The consent decree with the DOJ includes a record-setting $4 billion penalty based on the agency’s allegations that Citi violated the Financial Institutions Reform, Recovery and Enforcement Act (FIRREA) as well as $208.25 million to the Federal Deposit Insurance Corporation (FDIC) for securities claims. Five states will also receive funds: Citi agreed to pay $102.7 million to California, $92 million to New York, $45.7 million to Massachusetts, $44 million to Illinois, and $7.35 to Delaware.
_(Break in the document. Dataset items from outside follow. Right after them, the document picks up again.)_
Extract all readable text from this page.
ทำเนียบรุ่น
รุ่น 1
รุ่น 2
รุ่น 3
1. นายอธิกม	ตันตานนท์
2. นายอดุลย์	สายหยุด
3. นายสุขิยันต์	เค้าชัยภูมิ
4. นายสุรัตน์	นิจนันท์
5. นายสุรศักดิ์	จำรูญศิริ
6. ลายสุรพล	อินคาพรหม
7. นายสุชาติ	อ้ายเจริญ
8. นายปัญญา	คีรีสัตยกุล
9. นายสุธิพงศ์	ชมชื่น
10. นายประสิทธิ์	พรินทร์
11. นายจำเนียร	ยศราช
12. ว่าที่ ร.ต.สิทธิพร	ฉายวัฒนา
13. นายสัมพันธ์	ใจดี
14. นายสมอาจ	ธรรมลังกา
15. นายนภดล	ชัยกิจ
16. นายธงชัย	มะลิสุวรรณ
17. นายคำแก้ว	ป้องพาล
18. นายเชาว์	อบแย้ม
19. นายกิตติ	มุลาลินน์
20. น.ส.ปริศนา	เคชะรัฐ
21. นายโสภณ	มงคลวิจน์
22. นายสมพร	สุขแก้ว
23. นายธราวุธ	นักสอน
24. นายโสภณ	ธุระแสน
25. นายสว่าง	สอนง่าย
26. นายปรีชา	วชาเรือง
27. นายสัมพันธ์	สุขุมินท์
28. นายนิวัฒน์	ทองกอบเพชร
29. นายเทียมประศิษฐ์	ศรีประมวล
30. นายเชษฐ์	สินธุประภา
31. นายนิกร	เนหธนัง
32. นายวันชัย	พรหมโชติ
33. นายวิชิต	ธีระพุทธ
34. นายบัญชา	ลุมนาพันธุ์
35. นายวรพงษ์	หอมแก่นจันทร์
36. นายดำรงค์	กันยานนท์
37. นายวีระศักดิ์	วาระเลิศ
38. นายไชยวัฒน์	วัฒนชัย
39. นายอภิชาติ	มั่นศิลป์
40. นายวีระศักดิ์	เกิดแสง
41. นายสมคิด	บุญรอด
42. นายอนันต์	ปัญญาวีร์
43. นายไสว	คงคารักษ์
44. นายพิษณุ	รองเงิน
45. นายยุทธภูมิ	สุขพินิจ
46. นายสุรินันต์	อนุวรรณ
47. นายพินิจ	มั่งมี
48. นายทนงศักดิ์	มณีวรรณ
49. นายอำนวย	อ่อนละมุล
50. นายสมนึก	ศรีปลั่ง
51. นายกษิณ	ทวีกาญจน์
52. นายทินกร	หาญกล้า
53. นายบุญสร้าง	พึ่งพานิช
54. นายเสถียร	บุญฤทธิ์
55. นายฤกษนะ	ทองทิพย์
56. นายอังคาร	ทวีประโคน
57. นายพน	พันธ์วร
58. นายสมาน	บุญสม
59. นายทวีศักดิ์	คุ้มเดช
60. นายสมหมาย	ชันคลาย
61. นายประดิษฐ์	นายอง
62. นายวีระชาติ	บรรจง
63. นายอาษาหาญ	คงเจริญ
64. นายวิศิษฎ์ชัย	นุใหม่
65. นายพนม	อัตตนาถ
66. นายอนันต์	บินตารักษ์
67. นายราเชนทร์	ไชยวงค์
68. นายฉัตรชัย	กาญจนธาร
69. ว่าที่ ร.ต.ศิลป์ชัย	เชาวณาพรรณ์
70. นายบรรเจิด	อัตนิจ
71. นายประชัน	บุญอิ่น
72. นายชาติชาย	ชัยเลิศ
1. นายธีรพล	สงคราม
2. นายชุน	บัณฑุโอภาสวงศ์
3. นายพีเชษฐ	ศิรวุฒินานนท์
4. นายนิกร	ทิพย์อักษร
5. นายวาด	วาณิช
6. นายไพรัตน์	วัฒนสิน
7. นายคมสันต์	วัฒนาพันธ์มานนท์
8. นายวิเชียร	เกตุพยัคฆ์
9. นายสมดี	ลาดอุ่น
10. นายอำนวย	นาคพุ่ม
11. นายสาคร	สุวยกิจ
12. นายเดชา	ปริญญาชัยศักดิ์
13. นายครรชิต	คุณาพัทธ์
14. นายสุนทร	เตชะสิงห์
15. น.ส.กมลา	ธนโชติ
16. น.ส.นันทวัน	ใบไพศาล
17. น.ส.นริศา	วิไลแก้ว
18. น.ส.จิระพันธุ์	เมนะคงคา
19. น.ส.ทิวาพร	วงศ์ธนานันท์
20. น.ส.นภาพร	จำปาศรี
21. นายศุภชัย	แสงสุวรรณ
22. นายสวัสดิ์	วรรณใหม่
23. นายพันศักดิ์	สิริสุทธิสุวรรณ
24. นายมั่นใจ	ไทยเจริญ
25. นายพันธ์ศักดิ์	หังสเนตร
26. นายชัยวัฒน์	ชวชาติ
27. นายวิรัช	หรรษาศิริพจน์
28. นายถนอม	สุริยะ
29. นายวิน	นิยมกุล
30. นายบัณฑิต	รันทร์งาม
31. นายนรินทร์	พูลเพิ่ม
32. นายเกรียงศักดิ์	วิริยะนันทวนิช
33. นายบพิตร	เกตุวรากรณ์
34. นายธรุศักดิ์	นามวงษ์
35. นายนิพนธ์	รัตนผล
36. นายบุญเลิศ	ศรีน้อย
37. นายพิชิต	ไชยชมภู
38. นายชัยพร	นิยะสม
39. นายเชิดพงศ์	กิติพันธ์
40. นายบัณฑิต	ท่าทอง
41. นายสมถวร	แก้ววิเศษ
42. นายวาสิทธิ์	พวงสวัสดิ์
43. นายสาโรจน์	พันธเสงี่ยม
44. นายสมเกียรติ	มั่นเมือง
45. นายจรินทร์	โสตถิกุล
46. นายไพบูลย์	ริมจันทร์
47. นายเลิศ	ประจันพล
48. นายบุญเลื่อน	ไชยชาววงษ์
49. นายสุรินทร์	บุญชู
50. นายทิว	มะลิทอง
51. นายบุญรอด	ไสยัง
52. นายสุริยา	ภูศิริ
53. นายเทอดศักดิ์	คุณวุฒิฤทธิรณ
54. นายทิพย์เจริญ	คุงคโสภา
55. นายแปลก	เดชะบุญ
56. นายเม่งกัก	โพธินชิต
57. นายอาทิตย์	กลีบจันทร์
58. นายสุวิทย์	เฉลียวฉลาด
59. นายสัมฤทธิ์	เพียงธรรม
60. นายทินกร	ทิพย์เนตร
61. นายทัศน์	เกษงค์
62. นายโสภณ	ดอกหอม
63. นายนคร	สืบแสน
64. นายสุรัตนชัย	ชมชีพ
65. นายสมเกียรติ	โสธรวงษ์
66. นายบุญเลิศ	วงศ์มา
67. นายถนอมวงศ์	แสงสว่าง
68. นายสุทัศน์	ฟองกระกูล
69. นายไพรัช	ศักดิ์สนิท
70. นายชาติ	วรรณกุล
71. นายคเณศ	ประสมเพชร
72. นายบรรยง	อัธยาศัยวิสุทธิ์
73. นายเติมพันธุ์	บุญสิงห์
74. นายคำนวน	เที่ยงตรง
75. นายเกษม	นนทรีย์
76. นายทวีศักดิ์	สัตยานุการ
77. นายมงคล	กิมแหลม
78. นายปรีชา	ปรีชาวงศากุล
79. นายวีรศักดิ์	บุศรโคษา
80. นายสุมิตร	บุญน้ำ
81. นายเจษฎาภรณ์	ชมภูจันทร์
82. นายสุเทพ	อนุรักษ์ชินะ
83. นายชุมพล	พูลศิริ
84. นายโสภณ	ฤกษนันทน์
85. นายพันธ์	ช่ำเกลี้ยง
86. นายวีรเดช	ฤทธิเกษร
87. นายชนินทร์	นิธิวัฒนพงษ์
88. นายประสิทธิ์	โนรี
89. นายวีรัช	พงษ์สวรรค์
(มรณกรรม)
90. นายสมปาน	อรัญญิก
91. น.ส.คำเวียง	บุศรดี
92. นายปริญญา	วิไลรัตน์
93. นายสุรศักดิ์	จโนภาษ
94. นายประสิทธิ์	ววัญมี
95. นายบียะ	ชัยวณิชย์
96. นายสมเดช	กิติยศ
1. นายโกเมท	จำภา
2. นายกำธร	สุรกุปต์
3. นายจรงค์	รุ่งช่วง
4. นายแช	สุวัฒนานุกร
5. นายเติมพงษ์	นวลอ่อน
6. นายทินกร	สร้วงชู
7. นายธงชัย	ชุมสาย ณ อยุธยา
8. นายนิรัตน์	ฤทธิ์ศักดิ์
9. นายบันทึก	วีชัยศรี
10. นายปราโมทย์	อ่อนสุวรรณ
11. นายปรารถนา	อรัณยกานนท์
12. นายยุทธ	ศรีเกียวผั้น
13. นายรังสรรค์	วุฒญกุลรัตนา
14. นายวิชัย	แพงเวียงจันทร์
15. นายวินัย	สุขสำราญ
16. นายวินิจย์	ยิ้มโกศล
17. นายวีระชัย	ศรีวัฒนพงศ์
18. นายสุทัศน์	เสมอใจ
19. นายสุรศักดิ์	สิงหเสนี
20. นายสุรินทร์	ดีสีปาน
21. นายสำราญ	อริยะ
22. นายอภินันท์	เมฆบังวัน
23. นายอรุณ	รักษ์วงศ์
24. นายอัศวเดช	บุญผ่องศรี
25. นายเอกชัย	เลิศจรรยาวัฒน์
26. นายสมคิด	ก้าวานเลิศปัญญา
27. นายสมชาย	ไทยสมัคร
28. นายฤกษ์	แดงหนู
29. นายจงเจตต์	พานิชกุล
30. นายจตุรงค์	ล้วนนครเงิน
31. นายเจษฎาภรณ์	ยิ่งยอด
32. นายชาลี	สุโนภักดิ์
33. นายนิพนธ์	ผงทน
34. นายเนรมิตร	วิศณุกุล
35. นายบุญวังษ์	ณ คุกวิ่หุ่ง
The remaining $2.5 billion was promised to consumers. Citi will modify loan terms for struggling borrowers, provide donations to legal aid groups, and offer assistance with down payments. Because the bank does not service enough troubled loans to meet the settlement’s terms, it also agreed to pay $180 million to finance affordable rental housing in “high cost of living areas,” a move the DOJ said was intended to fill a gap in locations where cities and states cut funding for affordable housing in the wake of the financial crisis.

Citigroup’s required consumer relief must be completed by 2018.

To read the Statement of Facts, click here.

To read the settlement agreement, click here.

Why it matters: The settlement arguably is the product of a hard-line approach taken by the DOJ, providing the largest civil penalty ever. U.S. Attorney General Eric Holder characterized Citi’s conduct as “egregious,” adding that “the bank’s activities contributed mightily to the financial crisis that devastated our economy in 2008.” Holder also stated that the deal does not absolve Citi or its employees of possible criminal charges.